I would say I expected better, but I really didn’t. I think someone needs to tell DJ Khaled that it’s not 2016 anymore, because I’m not sure that he’s aware. His once fun and rhythmic summer party tunes featuring the likes of Rihanna have grown increasingly stale over time. Even with a star-studded lineup of features on his newest album KHALED KHALED (Cardi B, Justin Timberlake, Megan Thee Stallion, JAY-Z, etc.), the project is messy and feels out of touch with reality. I don’t expect anything different from DJ Khaled himself, but for so many legitimate artists to take part in this dumpster fire of an album is truly disappointing.
The sheer amount of artists featured on most of the tracks overwhelms the music with too many ideas and voices. Verses from different artists can be really fun— in moderation. KHALED KHALED, and DJ Khaled himself, seem to just think that more is more.
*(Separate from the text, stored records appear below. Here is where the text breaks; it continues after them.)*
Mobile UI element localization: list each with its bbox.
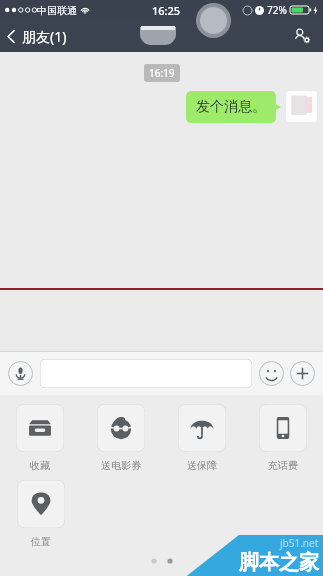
staticText: 16:25 [152,3,181,18]
button[interactable]: Avatar [286,91,317,122]
staticText: jb51.net [280,536,319,550]
button[interactable]: 送保障 [161,404,242,472]
button[interactable]: 充话费 [242,404,323,472]
staticText: 脚本之家 [239,550,319,575]
button[interactable]: 收藏 [0,404,80,472]
staticText: 送保障 [187,459,217,472]
staticText: 充话费 [268,459,298,472]
button[interactable]: 朋友(1) [0,23,75,50]
staticText: 72% [267,3,287,17]
staticText: 收藏 [30,459,50,472]
button[interactable]: Chat settings [289,23,315,49]
staticText: 朋友(1) [22,27,67,46]
staticText: 发个消息。 [196,98,266,116]
staticText: 16:19 [149,66,175,80]
button[interactable]: 位置 [0,480,81,548]
staticText: 中国联通 [37,4,77,17]
button[interactable]: 送电影券 [80,404,161,472]
button[interactable]: 发个消息。 [186,91,276,123]
button[interactable]: Voice message [7,360,34,387]
button[interactable]: Emoji [258,360,285,387]
staticText: 位置 [31,535,51,548]
button[interactable] [40,359,252,388]
button[interactable]: More options [289,360,316,387]
staticText: 送电影券 [101,459,141,472]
The excessive amount of verses from various artists makes the entire project feel extremely manufactured and insincere. DJ Khaled’s music will remain a major Flop unless he’s able to turn things around, which I do not foresee happening anytime soon.
So not only did H.E.R. collaborate with Chris Brown, but she was also featured on DJ Khaled’s mess of an album this month. What confuses me is what possible motive an incredibly talented, beloved R&B singer has to gain from making mediocre music with irrelevant members of the industry who are notorious for making questionable, at best, decisions. As for Come Through specifically, I am disappointed that H.E.R., who has such a beautiful voice, collaborated with Chris Brown whose voice is autotuned to a comedic extent. Dear H.E.R., do better please; you deserve it.